Some thoughts on the feeling that many have of the futility of service in a world that has a seemingly unending need–seemingly undefeatable evil…..
I think that looking at the meaning of the incarnation of Christ and of his whole life and passion from a particular perspective sheds light on this dillemma. In these, he is shown to humble himself in being totally obedient to God’s sending of him, and entering into the conditions of those in need, experiencing them himself. As he continues to serve these people, it becomes clear that the mission is too much–that the evil in the hearts of men (the very thing he came to remedy) is too strong for the numerically and geographically limited ministry he is doing. In the cross, he becomes swallowed up, so to speak, by the futility of his mission, and reaches the same end that those he came to serve and save all inevitably suffer: death. And yet all this was done in radical obedience to God, and in faith that God would not ultimately abandon him. And God will not abandon those who hope in him, those who have the loving obedience of faith in him. Because of Christ’s obediance in service, though all seemed to have been loss and failure, God granted him abundant fruits. Both for him and those he was sent to.

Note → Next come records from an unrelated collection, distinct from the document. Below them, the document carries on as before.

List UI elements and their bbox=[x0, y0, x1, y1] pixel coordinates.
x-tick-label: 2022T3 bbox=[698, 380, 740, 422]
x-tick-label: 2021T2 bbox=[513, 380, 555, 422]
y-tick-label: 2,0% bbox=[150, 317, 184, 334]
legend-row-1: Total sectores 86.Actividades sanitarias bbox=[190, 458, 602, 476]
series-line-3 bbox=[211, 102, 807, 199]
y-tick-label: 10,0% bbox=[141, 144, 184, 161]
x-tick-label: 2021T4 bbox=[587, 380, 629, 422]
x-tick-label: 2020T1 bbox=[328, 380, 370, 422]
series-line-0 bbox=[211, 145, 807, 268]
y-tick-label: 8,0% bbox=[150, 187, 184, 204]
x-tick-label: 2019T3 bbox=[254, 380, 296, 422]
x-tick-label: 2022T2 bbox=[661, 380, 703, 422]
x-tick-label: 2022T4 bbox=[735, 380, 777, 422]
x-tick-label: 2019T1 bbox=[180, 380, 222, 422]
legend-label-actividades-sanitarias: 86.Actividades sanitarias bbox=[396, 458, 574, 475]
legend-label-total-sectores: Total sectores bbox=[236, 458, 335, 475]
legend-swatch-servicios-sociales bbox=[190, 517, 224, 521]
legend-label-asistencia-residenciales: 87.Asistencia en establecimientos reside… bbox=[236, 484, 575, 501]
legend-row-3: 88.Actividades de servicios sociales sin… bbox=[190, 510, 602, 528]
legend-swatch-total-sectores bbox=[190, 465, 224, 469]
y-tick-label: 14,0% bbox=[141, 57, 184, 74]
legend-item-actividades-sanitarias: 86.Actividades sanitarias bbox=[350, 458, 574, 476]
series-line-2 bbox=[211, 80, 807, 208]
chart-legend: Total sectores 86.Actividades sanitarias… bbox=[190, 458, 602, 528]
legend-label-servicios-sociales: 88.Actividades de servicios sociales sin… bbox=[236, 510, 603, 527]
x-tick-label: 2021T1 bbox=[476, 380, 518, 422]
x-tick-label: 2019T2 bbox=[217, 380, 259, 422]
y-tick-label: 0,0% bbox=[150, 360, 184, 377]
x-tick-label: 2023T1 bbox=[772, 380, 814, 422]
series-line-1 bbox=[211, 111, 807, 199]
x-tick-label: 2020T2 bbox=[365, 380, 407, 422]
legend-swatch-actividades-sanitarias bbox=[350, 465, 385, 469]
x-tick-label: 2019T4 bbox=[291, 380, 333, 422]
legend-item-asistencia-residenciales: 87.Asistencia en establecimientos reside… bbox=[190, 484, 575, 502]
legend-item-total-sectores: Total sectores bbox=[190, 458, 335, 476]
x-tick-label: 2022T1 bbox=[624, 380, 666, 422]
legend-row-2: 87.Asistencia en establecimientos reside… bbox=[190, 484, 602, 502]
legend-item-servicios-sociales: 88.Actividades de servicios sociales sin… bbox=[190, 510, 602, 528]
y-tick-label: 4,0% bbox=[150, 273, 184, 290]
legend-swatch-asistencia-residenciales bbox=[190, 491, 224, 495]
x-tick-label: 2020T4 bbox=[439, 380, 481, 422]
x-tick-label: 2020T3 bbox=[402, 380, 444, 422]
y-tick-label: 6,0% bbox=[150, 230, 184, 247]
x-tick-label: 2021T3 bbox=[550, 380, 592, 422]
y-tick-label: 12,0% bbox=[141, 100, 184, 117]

So for us to live this in our lives, we need to follow the pattern of Christ. And this is why we need to (as is often said), “put our hope not in this world but in the world to come.” If we put our ultimate hope in “what I (or we) can do” for the poor of the world, then we will be disappointed and despair because the work is too much for us (even collectively), there is too much evil in the hearts of men. But if we hope in heaven, which is God’s work of “making things right,” then we know that whether our service yields partial successes (for all successes in this world are partial), or yields failures, we can trust in God to bring about the fullness at the end of the ages. Rather than discouraging working in this world, hoping in heaven instead of in earth encourages working in the world. An activist view on life is thus seen to be surpassed by a active-contemplative life in God. Putting hope in this world ends up by dragging heaven down to earth, but putting hope in heaven lifts earth up to heaven.
We can do and are called to do great works of service on earth, individually and collectively, but it is an illusion to think that we can bring the kingdom of God in all its fullness into this world which is dominated by sin. Only God himself can bring it when Christ comes again. Having hope in God and in heaven is the remedy to the feeling of futility in service. And while the fruits of service are the beginnings of the kingdom, service–being obedience to God–makes the hope of THE FRUIT (which is of God’s fruit in Christ) secure.